Israel intensifica ataques no Líbano e avança para ocupar o sul do país
Bombardeios, incursões e destruição de pontes isolam região; governo defende ocupação permanente do sul e expulsão de civis libaneses da área fronteiriça
Publicado 24/03/2026 11:07 | Editado 25/03/2026 17:11
O governo sionista de Israel intensificou nos últimos dias os ataques no Líbano, combinando bombardeios, incursões terrestres e destruição de infraestrutura estratégica. A escalada já deixou ao menos 1.039 mortos, 2.876 feridos e mais de um milhão de pessoas forçadas a abandonar suas casas, segundo autoridades libanesas.
As ações ocorrem em meio a declarações de integrantes do governo que defendem a ocupação do sul do país e a imposição de um controle militar permanente sobre a região, com deslocamento forçado da população e possível redefinição da fronteira libanesa.
A intensificação ficou mais evidente entre segunda (23) e terça-feira (24), com ataques sobre o sul do Líbano e a periferia de Beirute, além de tentativas de avanço por terra em áreas de fronteira.
Durante a noite, bombardeios atingiram bairros da capital, enquanto vilarejos do sul foram alvo de artilharia. Houve confrontos diretos entre tropas israelenses e combatentes do Hezbollah.
Também foram registradas incursões em localidades como Halta, na região de Al-Arqoub — área estratégica próxima à fronteira e às Colinas de Golã ocupadas — com invasão de casas, mortes de civis e sequestro de moradores.
Os ataques atingiram ainda edifícios residenciais em áreas como Bchamoun, nos arredores de Beirute, e campos de refugiados no sul do país.
O movimento no terreno é acompanhado por um discurso mais explícito no governo israelense.
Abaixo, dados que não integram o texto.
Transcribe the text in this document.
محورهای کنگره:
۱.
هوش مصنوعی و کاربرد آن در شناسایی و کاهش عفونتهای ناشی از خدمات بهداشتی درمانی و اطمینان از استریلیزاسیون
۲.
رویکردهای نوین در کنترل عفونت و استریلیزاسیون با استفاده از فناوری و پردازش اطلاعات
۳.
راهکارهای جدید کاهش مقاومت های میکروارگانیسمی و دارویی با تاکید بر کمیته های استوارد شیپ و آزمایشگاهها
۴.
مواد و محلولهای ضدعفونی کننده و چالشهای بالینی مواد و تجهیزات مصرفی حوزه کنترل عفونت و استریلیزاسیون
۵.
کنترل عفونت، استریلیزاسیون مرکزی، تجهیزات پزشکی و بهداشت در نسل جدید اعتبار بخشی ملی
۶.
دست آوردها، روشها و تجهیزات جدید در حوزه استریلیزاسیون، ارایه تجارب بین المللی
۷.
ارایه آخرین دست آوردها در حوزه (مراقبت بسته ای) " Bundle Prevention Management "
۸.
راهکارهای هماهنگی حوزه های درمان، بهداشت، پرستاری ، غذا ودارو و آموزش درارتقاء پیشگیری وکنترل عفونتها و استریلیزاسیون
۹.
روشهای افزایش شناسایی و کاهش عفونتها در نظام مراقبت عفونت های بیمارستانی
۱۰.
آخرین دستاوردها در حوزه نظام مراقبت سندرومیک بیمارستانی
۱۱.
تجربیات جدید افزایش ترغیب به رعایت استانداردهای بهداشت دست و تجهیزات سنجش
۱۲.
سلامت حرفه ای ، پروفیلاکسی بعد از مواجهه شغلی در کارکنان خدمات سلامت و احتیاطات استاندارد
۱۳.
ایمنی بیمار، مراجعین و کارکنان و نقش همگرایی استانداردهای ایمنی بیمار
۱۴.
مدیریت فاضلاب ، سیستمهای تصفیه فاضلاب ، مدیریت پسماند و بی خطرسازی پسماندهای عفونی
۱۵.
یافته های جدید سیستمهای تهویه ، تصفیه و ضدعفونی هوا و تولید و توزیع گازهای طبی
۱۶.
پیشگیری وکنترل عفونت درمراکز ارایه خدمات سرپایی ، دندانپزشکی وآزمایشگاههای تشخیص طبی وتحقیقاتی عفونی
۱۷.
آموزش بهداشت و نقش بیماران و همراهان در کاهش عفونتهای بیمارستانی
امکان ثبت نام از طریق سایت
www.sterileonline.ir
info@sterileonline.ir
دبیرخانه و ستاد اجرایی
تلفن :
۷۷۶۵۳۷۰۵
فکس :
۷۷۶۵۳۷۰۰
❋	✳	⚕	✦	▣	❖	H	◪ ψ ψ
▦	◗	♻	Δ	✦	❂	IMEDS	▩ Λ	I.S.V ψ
As declarações indicam uma mudança de patamar, com sinais de tentativa de ocupação e reconfiguração territorial no sul do Líbano, em um modelo semelhante ao adotado em Gaza.
O ministro da Defesa, Israel Katz, afirmou que “o Exército está avançando dentro do território libanês para estabelecer uma linha de defesa avançada que elimine combatentes do Hezbollah e destrua infraestruturas consideradas terroristas e casas em vilarejos libaneses próximos à fronteira”.
Ele também indicou que o deslocamento da população tende a se prolongar ao declarar que “centenas de milhares de moradores do sul do Líbano, evacuados para o norte, não retornarão às áreas ao sul do rio Litani até que seja garantida a segurança total dos habitantes do norte de Israel”.
No domingo (22), Israel bombardeou a ponte estratégica de Qasmiyeh, sobre o rio Litani, principal ligação entre o sul do Líbano e o restante do país. A ação ocorreu após ordem do governo para destruir travessias utilizadas na região.
Os ataques foram acompanhados por avanço de tropas com veículos blindados dentro do território libanês, sob cobertura de artilharia, ampliando o isolamento da região.
Outros integrantes da coalizão de governo defendem abertamente a redefinição da fronteira.
O ministro das Finanças, Bezalel Smotrich, propôs que “o Litani deve ser nossa nova fronteira com o Estado do Líbano” e afirmou que “a atual guerra no Líbano deve terminar com uma mudança radical, para além da derrota do grupo Hezbollah”.
Na mesma linha, declarou que “vamos empurrar [o inimigo] para longe em todas as frentes e criar um cordão de segurança estéril que separará o inimigo de nossos cidadãos”.